Les commissions des attributions budgétaires du Congrès des États-Unis votent le maintien du financement du Fonds mondial et du PEPFAR

4. NOUVELLES
11 Oct 2017
Le président Trump avait proposé des réductions du financement des deux entités

Les commissions des attributions budgétaires du Sénat et de la Chambre des représentants des États-Unis ont approuvé le financement des programmes de santé mondiale pour l’exercice 2018, à peu près au même niveau que l’an dernier. Ce faisant, elles ont ignoré le budget proposé par le président Trump, qui appelait à des réductions totales de 2,5 milliards de dollars, dont 225 millions de dollars de moins pour le Fonds mondial et 1 milliard de dollars de moins pour le PEPFAR.
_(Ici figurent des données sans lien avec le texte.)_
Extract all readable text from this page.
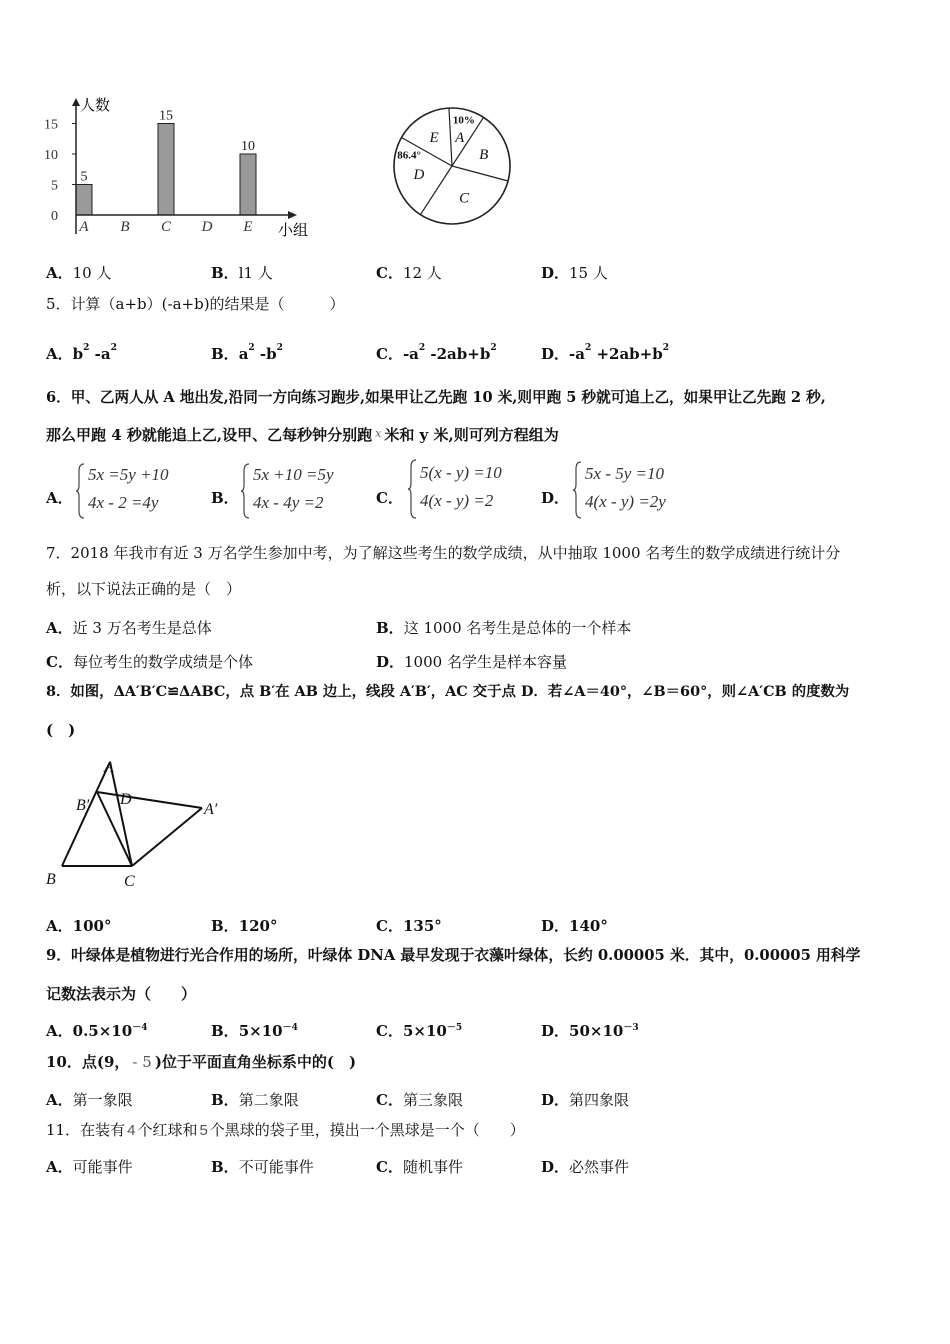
0
5
10
15
5
A B
15
C D
10
E
人数
小组
A
10%
B
C
D
86.4°
E
A．10 人	B．l1 人	C．12 人	D．15 人
5．计算（a+b）(-a+b)的结果是（　　　）
A．$b^2$ $-a^2$	B．$a^2$ $-b^2$	C．$-a^2$ $-2ab+b^2$	D．$-a^2 +2ab+b^2$
6．甲、乙两人从 A 地出发,沿同一方向练习跑步,如果甲让乙先跑 10 米,则甲跑 5 秒就可追上乙，如果甲让乙先跑 2 秒,
那么甲跑 4 秒就能追上乙,设甲、乙每秒钟分别跑 $^x$ 米和 y 米,则可列方程组为
A．
5x =5y +10
4x - 2 =4y	B．
5x +10 =5y
4x - 4y =2	C．
5(x - y) =10
4(x - y) =2	D．
5x - 5y =10
4(x - y) =2y
7．2018 年我市有近 3 万名学生参加中考，为了解这些考生的数学成绩，从中抽取 1000 名考生的数学成绩进行统计分
析，以下说法正确的是（　）
A．近 3 万名考生是总体	B．这 1000 名考生是总体的一个样本
C．每位考生的数学成绩是个体	D．1000 名学生是样本容量
8．如图，ΔA′B′C≌ΔABC，点 B′在 AB 边上，线段 A′B′，AC 交于点 D．若∠A＝40°，∠B＝60°，则∠A′CB 的度数为
(　)
A
B′ D
A′
B	C
A．100°	B．120°	C．135°	D．140°
9．叶绿体是植物进行光合作用的场所，叶绿体 DNA 最早发现于衣藻叶绿体，长约 0.00005 米．其中，0.00005 用科学
记数法表示为（　　）
A．$0.5\times 10^{-4}$	B．$5\times 10^{-4}$	C．$5\times 10^{-5}$	D．$50\times 10^{-3}$
10．点(9， - 5 )位于平面直角坐标系中的(　)
A．第一象限	B．第二象限	C．第三象限	D．第四象限
11．在装有 4 个红球和 5 个黑球的袋子里，摸出一个黑球是一个（　　）
A．可能事件	B．不可能事件	C．随机事件	D．必然事件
L’exercice fiscal des États-Unis va du 1er octobre 2017 au 30 septembre 2018.

Les commissions des attributions budgétaires ont approuvé 1,35 milliard de dollars de financement pour le Fonds mondial, 4,6 milliards de dollars pour le PEPFAR, 755 millions de dollars pour l’Initiative présidentielle pour lutter contre le paludisme et 290 millions de dollars pour l’Alliance GAVI (du vaccin). Approuvés par les commissions, les projets de loi budgétaire passeront à présent au Sénat et à la Chambre des représentants pour un vote en plénière.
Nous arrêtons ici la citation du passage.